Um diese These herum, geht Crouch in Kapiteln auf das Verhältnis zwischen Wirtschaft und Staat, auf die Finanzierung neoliberaler Politik durch privaten Keynsianismus, also die Verschuldung der privaten Haushalte und zuletzt auf die Strategie großer Konzerne sich mittels „Corporate Social Responsibility“-Strategien auch als politische Akteure zu betätigen, ein.

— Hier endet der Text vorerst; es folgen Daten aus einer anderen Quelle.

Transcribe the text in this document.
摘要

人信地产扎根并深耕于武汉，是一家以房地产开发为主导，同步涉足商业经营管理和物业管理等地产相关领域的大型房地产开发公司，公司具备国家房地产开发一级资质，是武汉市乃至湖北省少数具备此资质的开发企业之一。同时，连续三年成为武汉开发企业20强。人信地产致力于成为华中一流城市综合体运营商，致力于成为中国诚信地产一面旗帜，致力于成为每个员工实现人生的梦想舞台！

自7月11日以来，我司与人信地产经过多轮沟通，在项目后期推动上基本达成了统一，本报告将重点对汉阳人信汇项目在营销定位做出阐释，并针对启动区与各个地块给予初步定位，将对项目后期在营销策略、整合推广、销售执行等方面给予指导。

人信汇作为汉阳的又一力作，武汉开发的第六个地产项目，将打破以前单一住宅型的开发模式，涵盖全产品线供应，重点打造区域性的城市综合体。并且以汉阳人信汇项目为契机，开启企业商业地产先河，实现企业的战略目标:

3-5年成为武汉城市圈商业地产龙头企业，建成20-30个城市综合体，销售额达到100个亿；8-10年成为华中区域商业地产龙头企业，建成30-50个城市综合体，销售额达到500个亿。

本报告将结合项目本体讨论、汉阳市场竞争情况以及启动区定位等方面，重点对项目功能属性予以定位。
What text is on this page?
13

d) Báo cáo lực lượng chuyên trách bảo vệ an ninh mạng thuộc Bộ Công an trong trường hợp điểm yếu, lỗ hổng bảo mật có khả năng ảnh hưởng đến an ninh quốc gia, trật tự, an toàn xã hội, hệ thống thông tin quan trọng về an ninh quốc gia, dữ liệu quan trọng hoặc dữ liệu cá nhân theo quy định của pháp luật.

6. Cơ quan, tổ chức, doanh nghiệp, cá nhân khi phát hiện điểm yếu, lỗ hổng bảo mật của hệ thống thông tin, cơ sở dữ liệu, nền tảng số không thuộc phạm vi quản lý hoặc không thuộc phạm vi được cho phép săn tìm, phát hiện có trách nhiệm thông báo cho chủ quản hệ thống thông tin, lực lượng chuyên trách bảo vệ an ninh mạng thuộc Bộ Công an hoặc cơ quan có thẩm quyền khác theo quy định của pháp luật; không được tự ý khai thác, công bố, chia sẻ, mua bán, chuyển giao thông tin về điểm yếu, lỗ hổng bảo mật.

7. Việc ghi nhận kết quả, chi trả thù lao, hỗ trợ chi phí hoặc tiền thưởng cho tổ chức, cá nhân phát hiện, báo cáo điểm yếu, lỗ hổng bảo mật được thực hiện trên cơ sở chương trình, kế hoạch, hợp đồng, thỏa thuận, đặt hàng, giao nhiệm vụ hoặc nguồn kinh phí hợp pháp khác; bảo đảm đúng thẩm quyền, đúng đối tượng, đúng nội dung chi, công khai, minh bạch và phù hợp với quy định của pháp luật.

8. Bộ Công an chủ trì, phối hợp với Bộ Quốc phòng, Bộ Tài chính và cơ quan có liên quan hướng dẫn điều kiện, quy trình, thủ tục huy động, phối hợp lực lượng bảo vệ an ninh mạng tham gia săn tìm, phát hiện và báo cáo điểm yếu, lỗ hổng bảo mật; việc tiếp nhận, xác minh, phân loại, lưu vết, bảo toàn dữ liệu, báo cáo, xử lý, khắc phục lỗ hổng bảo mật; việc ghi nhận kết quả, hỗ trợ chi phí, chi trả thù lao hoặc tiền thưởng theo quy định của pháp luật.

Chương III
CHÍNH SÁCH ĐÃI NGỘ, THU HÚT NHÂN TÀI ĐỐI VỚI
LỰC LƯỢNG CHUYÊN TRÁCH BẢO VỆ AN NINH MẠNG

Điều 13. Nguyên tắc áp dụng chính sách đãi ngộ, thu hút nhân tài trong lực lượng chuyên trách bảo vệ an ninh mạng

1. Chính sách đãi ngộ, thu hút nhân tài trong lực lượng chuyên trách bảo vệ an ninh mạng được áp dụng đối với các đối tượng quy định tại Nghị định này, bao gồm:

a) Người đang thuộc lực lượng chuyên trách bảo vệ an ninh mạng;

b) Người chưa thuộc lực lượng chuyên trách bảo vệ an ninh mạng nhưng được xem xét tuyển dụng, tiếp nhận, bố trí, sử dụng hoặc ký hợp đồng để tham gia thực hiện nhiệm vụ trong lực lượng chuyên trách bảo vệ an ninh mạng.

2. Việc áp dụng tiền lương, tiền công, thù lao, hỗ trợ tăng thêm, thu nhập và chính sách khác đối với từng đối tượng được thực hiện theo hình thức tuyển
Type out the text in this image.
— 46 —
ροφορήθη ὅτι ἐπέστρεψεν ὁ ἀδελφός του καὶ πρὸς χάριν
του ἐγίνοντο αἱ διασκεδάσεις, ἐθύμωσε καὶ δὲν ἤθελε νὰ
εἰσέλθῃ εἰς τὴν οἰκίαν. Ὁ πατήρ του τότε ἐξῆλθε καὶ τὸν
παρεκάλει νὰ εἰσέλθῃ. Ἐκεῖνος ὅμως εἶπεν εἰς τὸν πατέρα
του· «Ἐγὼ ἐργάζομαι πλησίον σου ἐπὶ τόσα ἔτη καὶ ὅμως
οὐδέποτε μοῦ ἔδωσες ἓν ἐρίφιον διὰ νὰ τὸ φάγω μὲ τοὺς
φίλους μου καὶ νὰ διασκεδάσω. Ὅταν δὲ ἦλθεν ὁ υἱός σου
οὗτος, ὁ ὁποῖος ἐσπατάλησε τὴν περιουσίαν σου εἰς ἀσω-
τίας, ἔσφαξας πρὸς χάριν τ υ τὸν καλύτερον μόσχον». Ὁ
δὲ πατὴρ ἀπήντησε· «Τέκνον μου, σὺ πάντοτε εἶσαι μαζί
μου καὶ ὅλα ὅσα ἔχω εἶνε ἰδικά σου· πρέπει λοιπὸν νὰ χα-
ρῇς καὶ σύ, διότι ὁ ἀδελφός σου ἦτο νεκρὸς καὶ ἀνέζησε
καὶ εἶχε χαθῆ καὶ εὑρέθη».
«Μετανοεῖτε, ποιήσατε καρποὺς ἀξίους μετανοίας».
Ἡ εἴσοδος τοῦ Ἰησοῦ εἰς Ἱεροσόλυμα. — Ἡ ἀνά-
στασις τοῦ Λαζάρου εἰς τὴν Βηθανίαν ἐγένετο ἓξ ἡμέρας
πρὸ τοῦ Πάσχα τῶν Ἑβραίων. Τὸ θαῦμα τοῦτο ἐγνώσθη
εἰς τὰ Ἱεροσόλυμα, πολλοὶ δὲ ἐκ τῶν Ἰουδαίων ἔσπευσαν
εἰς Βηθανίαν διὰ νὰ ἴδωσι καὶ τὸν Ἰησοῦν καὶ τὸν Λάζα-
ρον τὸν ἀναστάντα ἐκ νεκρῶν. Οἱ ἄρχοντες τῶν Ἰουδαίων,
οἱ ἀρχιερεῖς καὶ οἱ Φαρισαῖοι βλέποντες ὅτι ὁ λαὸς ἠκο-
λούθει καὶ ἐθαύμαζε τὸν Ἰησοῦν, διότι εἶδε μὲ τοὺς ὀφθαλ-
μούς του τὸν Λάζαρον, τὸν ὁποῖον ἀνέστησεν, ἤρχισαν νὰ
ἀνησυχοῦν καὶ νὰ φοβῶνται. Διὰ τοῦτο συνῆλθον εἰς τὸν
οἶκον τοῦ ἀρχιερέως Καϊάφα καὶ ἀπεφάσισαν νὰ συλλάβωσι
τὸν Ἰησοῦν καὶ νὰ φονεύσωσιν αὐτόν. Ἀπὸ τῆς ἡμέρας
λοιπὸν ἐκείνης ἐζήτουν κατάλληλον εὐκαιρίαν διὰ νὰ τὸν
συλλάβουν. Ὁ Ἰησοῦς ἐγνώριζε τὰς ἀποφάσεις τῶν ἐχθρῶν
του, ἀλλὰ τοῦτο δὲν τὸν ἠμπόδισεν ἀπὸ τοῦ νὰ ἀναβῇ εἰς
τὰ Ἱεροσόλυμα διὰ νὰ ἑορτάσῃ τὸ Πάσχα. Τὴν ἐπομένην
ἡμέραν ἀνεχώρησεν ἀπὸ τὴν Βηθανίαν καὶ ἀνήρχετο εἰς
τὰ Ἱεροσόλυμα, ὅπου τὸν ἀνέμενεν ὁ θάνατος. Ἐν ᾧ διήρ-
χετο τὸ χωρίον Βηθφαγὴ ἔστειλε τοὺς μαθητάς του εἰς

Nach diesen interessanten Erläuterungen beginnt Crouch mit seinen Ratschlägen.Sein Buch, das stellt er von Anfang an fest, richtet sich an diejenigen, die das System pragmatisch verändern wollen. Crouch ist kein Revolutionsromantiker. Das wird vor allem in den Abschnitten deutlich, in dem er (wahre) sozialdemokratische Politik und den keynsianischen Kompromiss beschreibt. Dabei führt er nämlich immer an, dass diese Politik daran zugrunde ging, dass die sie tragende Klasse zerbröckelte. Eine Wende kann also nur gelingen, wenn sie von einer deutlichen gesellschaftlichen Mehrheit getragen wird, die zur Zeit nicht absehbar beziehungsweise organisierbar ist.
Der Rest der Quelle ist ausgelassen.